According to Webb and O’Neil (2008), the mechanism by which dietary fatty acid affects serum lipids and lipoprotein levels is unknown. In generally, it is assumed that serum lipid fatty acid composition reflects the fatty acid composition of a diet, which in turn affects serum cholesterol, triglyceride, lipoprotein and azoprotein. Thus the level of some free fatty acids in the serum can be influenced by the quantities in the diet but these changes are not dramatic. This could probably be the reason for the little effect of the dietary fatty acid (Omega-3-fatty acid) on serum cholesterol levels in this study.

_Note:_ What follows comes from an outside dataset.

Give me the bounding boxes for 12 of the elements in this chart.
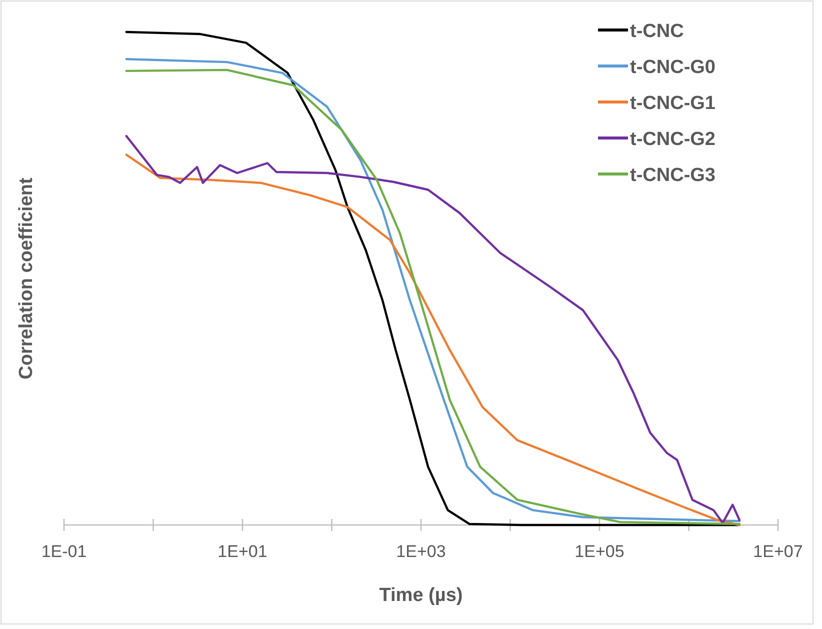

Serum glucose also increase with increasing Omega-3 fatty acid supplementation supporting the report of various authors that it improves energy balance as well as increase energy density (Titi and Awad, 2007).

CONCLUSION

Omega-3-fatty acid supplementation fed at low, medium and high levels to West African Dwarf does showed little or no significant effect on weight gain, feed efficiency, serum cholesterol and total protein level but had a significant effect on serum urea levels. From the trend of the values obtained in this study there is a strong indication that supplementation beyond 1500 mg may produce a real effect. Omega-3-fatty acid can be used as a source of dietary fatty acid supplement in West African Dwarf does without posing any kind of stress on the health of the animal. This may provide a way to enrich animal products such as meat and milk with essential fatty acid required by humans.